Les paradoxes du temps : L'insaisissable temps
Dès qu’on cherche à réfléchir sur lui, le temps se dissimule derrière des paradoxes qui paraissent parfois impossibles à résoudre. « Comment donc ces deux temps, le passé et l’avenu-, sont-ils, dit encore saint Augustin, puisque le passé n’est plus et que l’avenir n’est pas encore. Quant au présent, ajoute-t-il, s’il était toujours présent, s’il n’allait pas rejoindre le passé, il ne serait pas du temps, il serait l’éternité. » Deux mille ans d’interrogations philosophiques sont résumées dans ces phrases des Confessions. Lorsque nous pensons au temps, à quel temps pensons-nous, puisqu’il a coulé depuis que nous avons commencé cette réflexion, dont le début et la fin ne sont donc pas dans le même temps ? Le temps ne cesse de créer la nouveauté, ce qui fait sa richesse, mais cela le rend en même temps insaisissable. « Pourquoi chercher à définir le temps, s interrogera Pascal, quelques siècles après saint Augustin, puisque nous concevons fort bien ce qu’on veut dire en parlant du temps, sans qu’il soit nécessaire de le désigner plus précisément. » C’est là une façon habile d’esquiver le problème, pour éviter d’avoir à répondre à la question, ce qui n’empêchera pas Pascal de se livrer à de longues digressions autour de la notion de temps, comme l’avaient fait avant lui tous les philosophes et comme tous le feront également par la suite, sans nous éclairer réellement sur le fond de la question, sur la nature du temps. Pourtant, disent-ils, « la méditation du temps est la tâche préliminaire de toute métaphysique ».

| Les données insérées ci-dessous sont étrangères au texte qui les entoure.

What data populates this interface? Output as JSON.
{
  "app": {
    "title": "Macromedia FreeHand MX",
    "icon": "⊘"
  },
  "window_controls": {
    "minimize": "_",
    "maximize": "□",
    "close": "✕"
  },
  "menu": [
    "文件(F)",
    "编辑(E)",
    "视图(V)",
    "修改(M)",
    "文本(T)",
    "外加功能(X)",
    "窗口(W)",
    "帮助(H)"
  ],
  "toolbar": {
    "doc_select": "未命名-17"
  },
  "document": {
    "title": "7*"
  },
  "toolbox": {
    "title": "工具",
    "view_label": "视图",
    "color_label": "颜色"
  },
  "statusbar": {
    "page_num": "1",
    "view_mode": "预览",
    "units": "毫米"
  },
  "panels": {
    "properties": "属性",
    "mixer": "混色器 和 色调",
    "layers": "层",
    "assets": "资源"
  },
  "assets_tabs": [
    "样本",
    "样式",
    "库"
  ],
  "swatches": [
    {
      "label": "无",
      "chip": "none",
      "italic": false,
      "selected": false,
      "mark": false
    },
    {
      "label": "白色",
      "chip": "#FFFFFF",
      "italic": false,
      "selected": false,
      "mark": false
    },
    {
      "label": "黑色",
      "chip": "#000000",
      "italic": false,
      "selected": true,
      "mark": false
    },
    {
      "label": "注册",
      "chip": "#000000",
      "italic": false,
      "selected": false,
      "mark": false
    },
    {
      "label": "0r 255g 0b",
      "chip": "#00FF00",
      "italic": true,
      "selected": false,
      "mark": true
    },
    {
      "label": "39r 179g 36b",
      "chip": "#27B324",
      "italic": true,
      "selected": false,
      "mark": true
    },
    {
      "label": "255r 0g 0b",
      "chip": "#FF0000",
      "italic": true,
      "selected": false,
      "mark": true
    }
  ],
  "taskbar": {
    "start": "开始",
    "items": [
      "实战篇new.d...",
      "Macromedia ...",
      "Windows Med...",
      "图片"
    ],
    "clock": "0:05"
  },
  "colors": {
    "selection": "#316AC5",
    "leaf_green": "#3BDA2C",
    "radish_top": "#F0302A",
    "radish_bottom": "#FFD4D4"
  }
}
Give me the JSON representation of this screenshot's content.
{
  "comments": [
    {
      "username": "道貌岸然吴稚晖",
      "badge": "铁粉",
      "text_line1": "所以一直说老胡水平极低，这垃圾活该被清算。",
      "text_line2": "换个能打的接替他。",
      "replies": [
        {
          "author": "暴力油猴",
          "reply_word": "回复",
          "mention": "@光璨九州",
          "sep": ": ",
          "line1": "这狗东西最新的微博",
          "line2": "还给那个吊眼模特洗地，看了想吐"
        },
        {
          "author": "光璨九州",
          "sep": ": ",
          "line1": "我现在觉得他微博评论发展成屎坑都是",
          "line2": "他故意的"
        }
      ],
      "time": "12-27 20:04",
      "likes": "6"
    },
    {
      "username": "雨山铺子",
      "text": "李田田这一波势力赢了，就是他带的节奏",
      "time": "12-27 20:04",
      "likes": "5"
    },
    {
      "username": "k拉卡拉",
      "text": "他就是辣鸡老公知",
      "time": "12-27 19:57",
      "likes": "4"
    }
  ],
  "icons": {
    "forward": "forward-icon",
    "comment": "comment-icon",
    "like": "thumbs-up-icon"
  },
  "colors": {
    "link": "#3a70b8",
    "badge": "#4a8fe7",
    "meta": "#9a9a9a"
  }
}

Beaucoup de ces philosophes ont cru résoudre le problème en affirmant que le temps est une chose innée, mais qui n existe que dans l’esprit des hommes qui le pensent. « Le temps n est pas chose objective et réelle, il n’est ni substance, ni accident,ni rapport ; il est la condition subjective qui rend possible la coordination par l’esprit humain de tous les objets sensibles selon une loi déterminée ; il est intuition pure », écrit Emmanuel Kant, qui parle de « l’idéalité transcendantale » du temps. Spinoza partage à peu près la même opinion. Pour lui, le temps est un mode de pensée qui sert à expliquer la durée, la continuité de l’existence. Les philosophes chrétiens, comme Descartes, y voient la traduction de la création continue divine. Pour les bouddhistes, le temps n’est qu’un concept, il n’a pas de réalité propre. Un autre philosophe, Henri Bergson, écrit que le temps « est invention, ou il n’est rien du tout ». Il défend aussi l’hypothèse que le vrai temps serait le temps psychologique, sur lequel il voudrait fonder le temps scientifique et qu’il assimile à la durée, « une création perpétuelle de possibilités et de réalités, un jaillissement ininterrompu de nouveautés », une durée non mesurable, dans laquelle nous baignons par intuition et qui formerait un temps absolu, mais qu’il est difficile de définir de façon scientifique. Saint Augustin – encore lui – l’avait déjà dit de façon plus lapidaire, mais plus saisissante et plus claire :
« L’esprit n est pas dans le temps, c’est le temps qui est dans l’esprit. » Peut-on imaginer un instant vivre dans un monde sans temps ?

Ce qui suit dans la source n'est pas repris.